Rum de luxo para beber puro, sem coqueteleira nem enfeite

Os fabricantes dessa bebida estão entrando cada vez mais no setor de luxo

Na primeira vez que experimentei o rum Facundo Paraíso XA da Bacardi, que custa US$ 250, na biblioteca do hotel New York Palace, ele tinha cheiro de bolo de especiarias e deixou um frisson de açúcar mascavo e caramelo, profundo e defumado. Fiquei impressionada. Era tão sedutor quanto um uísque puro malte, mas tão suave e doce quanto um bourbon artesanal.

A imagem do rum continua ligada a coquetéis de bares de praia e a versões condimentadas com um pirata ou com coqueiros na etiqueta, mas os fabricantes dessa bebida estão entrando cada vez mais no setor de luxo.

De acordo com o Conselho de Bebidas Alcoólicas Destiladas dos EUA, o volume de vendas de rum superpremium (mais de US$ 45 a garrafa) aumentou 414 por cento nos EUA de 2003 a 2014 – dez vezes mais do que a taxa de crescimento do rum comum.

Seguindo o exemplo de outros tipos de destilarias, os fabricantes de rum estão produzindo edições limitadas de misturas raras e envelhecidas, como Paraíso, e engarrafando pequenos lotes de um único barril.

Exuberantes, complexos e deliciosos, todos eles passam longe das coqueteleiras baratas.

A Bacardi utilizou reservas familiares privadas para a linha Paraíso e para três outras misturas que estrearam em Nova York no fim de 2013 e que chegarão a Paris e Londres neste outono europeu.

A Brugal, da República Dominicana, fabricou sua edição do Papá Andrés Alegría para 2015 com os 36 barris familiares que lhe restam, guardados a sete chaves no depósito da companhia.

As temperaturas tropicais aceleram o processo de envelhecimento, de modo que um rum de 10 anos é como um uísque escocês de 30 anos. Os mais velhos são mais caros por causa da evaporação ocorrida durante o envelhecimento; 190 litros se reduzem a aproximadamente 19 litros ao longo de 23 anos (a idade dos runs mais velhos da linha Paraíso).

Até agora existem poucos runs antigos, a maioria da Martinica, mas varejistas como K&L Wine Merchants, na região da Baía de São Francisco, EUA, e Samaroli, em Roma, estão caçando e selecionando barris exclusivos para engarrafar.

Para os exemplares mais caros, os decantadores de cristal feitos sob medida são imprescindíveis.

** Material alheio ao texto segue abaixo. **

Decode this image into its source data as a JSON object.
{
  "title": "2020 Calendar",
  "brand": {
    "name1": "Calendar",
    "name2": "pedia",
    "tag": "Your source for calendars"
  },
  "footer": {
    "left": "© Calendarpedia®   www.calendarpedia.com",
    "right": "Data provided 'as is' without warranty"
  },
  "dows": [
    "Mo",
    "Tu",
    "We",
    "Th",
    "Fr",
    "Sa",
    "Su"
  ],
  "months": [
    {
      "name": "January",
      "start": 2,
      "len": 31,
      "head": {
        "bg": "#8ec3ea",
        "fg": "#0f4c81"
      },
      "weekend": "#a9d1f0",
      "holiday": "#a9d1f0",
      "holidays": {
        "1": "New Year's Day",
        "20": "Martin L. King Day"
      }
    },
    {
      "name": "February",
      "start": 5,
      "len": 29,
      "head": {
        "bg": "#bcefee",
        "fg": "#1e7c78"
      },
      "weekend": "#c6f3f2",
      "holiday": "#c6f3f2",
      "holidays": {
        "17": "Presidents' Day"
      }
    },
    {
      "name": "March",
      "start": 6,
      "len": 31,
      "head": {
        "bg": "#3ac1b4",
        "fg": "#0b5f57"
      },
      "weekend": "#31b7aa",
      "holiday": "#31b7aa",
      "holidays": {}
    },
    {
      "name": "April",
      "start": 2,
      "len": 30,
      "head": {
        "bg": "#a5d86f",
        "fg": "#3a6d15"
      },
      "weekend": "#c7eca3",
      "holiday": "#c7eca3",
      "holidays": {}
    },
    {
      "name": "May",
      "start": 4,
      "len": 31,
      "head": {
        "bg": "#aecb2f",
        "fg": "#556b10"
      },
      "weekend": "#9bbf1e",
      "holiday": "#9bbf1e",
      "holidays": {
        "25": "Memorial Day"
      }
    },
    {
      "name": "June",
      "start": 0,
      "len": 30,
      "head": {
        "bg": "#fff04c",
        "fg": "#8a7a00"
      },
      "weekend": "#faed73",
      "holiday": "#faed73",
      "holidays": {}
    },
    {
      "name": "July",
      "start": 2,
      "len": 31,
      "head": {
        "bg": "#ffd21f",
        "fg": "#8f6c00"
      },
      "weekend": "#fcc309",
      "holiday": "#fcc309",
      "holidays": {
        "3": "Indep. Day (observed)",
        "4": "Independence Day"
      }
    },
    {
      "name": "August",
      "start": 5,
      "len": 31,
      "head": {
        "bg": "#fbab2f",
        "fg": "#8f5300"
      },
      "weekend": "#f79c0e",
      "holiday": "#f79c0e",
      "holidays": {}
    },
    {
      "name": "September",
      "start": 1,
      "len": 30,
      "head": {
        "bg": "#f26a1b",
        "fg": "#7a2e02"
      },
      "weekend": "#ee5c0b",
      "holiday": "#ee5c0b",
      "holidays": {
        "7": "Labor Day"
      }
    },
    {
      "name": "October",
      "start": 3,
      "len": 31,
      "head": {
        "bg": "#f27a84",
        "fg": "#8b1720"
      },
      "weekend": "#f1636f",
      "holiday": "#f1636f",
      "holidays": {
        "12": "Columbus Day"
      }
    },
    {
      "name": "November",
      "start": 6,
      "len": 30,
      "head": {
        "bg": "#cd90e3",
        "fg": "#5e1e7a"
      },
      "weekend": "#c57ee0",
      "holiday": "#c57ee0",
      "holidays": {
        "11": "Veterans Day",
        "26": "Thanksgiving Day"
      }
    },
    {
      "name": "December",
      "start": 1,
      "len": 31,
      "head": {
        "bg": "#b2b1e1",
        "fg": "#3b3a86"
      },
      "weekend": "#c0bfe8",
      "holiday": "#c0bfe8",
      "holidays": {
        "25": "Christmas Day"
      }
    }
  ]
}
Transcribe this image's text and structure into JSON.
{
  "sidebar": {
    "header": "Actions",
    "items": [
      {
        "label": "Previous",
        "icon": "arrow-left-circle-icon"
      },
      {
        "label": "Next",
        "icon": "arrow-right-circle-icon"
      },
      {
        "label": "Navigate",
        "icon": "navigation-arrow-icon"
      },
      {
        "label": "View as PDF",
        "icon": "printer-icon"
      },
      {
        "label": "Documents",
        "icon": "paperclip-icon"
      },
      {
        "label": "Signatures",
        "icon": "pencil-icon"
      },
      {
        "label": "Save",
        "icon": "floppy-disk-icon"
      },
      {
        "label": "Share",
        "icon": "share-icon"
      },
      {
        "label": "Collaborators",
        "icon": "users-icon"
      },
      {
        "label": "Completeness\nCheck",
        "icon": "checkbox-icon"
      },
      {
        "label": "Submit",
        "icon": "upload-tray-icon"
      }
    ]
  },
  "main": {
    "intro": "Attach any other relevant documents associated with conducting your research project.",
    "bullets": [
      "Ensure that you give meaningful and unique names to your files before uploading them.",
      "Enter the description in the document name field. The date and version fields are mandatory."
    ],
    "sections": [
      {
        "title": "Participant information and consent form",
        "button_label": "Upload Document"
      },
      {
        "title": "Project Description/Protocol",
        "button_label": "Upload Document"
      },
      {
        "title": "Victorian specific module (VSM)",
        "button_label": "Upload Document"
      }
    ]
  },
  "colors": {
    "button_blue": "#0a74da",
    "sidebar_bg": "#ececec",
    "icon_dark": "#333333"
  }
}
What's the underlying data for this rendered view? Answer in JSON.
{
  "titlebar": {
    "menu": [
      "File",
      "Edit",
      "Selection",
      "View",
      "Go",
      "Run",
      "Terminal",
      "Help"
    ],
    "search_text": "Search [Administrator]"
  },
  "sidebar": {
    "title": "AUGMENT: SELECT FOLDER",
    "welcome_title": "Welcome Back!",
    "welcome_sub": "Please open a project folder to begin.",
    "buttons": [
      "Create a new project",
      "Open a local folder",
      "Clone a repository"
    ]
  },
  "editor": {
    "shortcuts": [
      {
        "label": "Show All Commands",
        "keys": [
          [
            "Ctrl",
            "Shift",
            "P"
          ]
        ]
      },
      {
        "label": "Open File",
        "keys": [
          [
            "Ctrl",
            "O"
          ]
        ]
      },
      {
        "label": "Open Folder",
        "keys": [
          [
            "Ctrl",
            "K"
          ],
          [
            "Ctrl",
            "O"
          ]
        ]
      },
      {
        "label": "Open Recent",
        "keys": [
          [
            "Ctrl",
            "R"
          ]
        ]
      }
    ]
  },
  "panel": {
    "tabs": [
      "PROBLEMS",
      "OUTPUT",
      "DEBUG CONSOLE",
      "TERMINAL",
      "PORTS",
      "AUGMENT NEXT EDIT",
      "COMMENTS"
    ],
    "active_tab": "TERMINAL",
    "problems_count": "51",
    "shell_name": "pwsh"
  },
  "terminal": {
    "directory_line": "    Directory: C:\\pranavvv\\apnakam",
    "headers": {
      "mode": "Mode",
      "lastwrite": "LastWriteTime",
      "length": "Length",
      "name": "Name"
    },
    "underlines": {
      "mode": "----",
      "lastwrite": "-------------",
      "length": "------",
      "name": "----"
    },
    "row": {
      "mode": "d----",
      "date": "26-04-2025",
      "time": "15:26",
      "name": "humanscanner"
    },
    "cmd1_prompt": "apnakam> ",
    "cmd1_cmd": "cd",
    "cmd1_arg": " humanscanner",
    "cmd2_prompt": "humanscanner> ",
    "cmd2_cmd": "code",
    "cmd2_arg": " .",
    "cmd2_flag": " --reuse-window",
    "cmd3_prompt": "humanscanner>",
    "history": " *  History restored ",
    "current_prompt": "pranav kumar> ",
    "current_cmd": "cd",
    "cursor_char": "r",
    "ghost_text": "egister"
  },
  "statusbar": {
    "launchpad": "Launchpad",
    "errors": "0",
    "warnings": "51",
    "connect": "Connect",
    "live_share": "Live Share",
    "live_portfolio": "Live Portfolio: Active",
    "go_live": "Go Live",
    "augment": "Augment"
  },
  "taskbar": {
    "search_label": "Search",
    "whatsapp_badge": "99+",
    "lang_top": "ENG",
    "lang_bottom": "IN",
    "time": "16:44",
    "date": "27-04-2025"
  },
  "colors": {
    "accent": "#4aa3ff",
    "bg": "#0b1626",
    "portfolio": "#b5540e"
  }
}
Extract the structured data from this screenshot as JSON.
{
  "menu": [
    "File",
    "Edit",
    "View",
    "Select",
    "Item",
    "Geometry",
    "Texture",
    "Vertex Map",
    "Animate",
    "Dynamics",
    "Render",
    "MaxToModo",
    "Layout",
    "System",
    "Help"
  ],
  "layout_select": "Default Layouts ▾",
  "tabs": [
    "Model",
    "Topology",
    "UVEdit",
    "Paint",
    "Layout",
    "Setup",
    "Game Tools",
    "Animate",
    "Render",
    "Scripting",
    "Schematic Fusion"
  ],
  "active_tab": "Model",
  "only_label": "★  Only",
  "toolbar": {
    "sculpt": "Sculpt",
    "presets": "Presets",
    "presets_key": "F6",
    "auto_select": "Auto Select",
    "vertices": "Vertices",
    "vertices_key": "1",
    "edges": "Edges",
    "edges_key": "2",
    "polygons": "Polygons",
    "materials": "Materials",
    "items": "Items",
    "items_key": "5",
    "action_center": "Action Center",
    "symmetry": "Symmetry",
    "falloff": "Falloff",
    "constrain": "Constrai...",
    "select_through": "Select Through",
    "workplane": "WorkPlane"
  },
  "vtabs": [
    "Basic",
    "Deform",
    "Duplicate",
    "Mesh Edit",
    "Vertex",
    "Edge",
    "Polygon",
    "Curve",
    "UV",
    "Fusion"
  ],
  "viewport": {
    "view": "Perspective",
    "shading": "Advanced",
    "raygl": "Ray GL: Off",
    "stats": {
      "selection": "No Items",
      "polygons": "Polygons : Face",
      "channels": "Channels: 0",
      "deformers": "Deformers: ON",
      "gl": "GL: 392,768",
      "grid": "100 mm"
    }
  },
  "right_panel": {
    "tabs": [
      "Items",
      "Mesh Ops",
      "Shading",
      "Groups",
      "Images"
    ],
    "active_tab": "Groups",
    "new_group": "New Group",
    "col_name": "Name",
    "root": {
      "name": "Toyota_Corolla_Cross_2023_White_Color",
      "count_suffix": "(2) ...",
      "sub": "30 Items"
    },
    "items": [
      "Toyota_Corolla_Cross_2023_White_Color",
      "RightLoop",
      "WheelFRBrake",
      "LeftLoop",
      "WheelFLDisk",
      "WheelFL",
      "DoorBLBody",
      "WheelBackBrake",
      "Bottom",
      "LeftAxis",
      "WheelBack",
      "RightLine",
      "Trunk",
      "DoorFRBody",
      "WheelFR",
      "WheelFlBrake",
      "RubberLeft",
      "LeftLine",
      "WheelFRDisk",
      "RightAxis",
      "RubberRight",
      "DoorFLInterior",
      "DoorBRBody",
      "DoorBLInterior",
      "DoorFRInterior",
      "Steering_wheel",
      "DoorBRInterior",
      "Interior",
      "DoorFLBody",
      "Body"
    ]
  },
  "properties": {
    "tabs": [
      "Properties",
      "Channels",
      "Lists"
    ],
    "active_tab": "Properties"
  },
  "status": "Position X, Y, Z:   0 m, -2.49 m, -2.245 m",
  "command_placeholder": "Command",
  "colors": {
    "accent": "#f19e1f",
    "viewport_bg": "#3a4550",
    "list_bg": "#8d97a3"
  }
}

O Legacy, da Angostura, que custa US$ 25.000, vem em um decantador de cristal estilo Art Decó, criado pela Asprey, com uma tampa de prata de lei; apenas 20 foram produzidos.

Será que o lugar específico onde a cana-de-açúcar é cultivada altera o sabor do rum? Eu tenho as minhas dúvidas, mas a ideia evoca a mesma tendência das bebidas alcoólicas de luxo que nos trouxe os mescais de um único povoado.

No início deste ano, a Rémy Cointreau comprou a histórica plantação Mount Gay, de 134 hectares, em Barbados, para sua marca do mesmo nome e planeja criar – o que mais poderia ser? – um rum de terroir.

NOTAS DE DEGUSTAÇÃO

Ron Abuelo Centuria (US$ 140). Lançado em 2011 para comemorar os 100 anos da família Varela como fabricante de rum, ele é exuberante e condimentado, com notas de café e de bolo de gengibre.

El Dorado de 21 anos, da Demerara (US$ 100). Fabricado em históricos alambiques de madeira de 200 anos, esse rum tem aroma a moca e a tabaco e uma textura aveludada.

Facundo Paraíso XA (US$ 250). Espesso, concentrado e sutil, esse rum é finalizado em barris de conhaque extravelhos. O complexo e inebriante Exquisito (US$ 90) é quase tão bom quanto este.

Papá Andrés Alegría (2015), da Brugal (US$ 1.500). Criado por um membro da quinta geração da família Brugal a partir de runs envelhecidos em diversos tipos de barris, ele é leve, sedoso e sutil, com aromas a frutas secas e caramelo.

Orígenes Reserva Don Pancho 30 anos (US$ 250). O célebre destilador cubano Francisco “Don Pancho” Fernández fabricou este rum de sabor sensual no Panamá. Apenas 600 garrafas foram produzidas.